Air Canada Pilots Win Some Safety Gains  

BY NED DMYTRYSHYN AND MARY ELLEN MARUS
VANCOUVER, British Columbia - After grounding Canada's largest commercial airline with a 13-day strike, 2,100 Air Canada pilots voted 83 percent in favor of accepting a contract offer. "We won major concessions on safety and quality of life," said Jean Marc Bélanger, chairman of the Air Canada Pilots' Association (ACPA).
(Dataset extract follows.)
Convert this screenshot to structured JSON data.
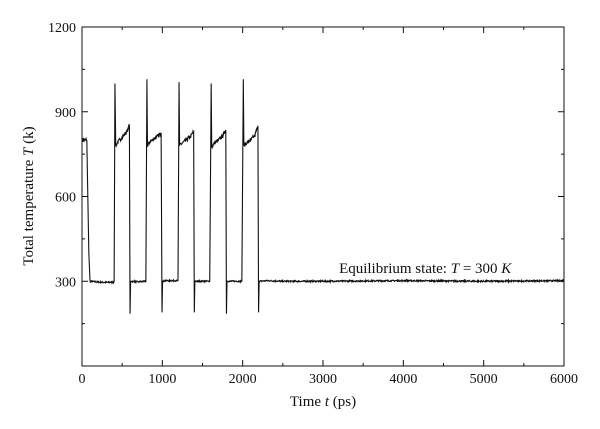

The pilots strike was costly for Air Canada. The September 12 Globe and Mail reported, "Analysts estimate the strike cost the Montreal-based airline upwards of CAN$200 million pretax wiping out any chance of profit in the third quarter while the turbulent economy may do the same in the fourth." In an interview with the Militant, Air Canada Pilots Association representative Ken Fales was asked whether the strike was worth it. He replied, "Our flight operators were not respecting the agreement. Hopefully, we've renewed the dialogue. If not, we'll do this again in 18 months." Fales added that training-to-standard rules are an important gain in the contract. The onus is now more on the company to train pilots properly.

Labor contracts for three major unions representing 17,000 workers at Air Canada come up for negotiation over the next nine months. About 5,000 flight attendants organized by the Canadian Union of Public Employees plan to start bargaining next month, 4,000 ticket agents represented by the Canadian Auto Workers begin negotiations in February 1999, and 8,000 maintenance and ramp workers represented by the International Association of Machinists will open talks by June.

The pilots' two-year agreement includes a 4 percent wage increase retroactive to April 1998 and 5 percent starting in April 1999. The increase is what the company offered before the strike. The agreement ends in April of the year 2000; the company had demanded a five-year contract.

The hours of flying time, which was another issue in the strike, remain the same: 78-80 hours a month except the regional jet CL65, which is 85 and will be gradually reduced to 80 hours by the year 2000. Pilots will get extra help on long flights, their training will improve, they can organize their schedules a bit better, and they won additional protection from layoffs.

The pilots were fighting for work rule changes that directly affect flight safety. Actual working time, including flight preparation and training, is double the 80 hours flying time. Some pilots have duty time of more than 85 hours, well over the industrial average of 75-78 hours per month. For the company this means a leaner work force; for the pilots it means increased fatigue. The ACPA members were fighting against company threats to cut training time on simulation equipment and for increased flight crews for longer flights to ensure safety. Before the strike, two pilots did both take-off and landing on a 14-hour flight.

Air Canada pilots made concessions in the 1990s along with other airline workers, when the company cried poverty. In 1997 the company posted a $427 million profit.

Ned Dmytryshyn and Mary Ellen Marus are members of IAM Lodge 764.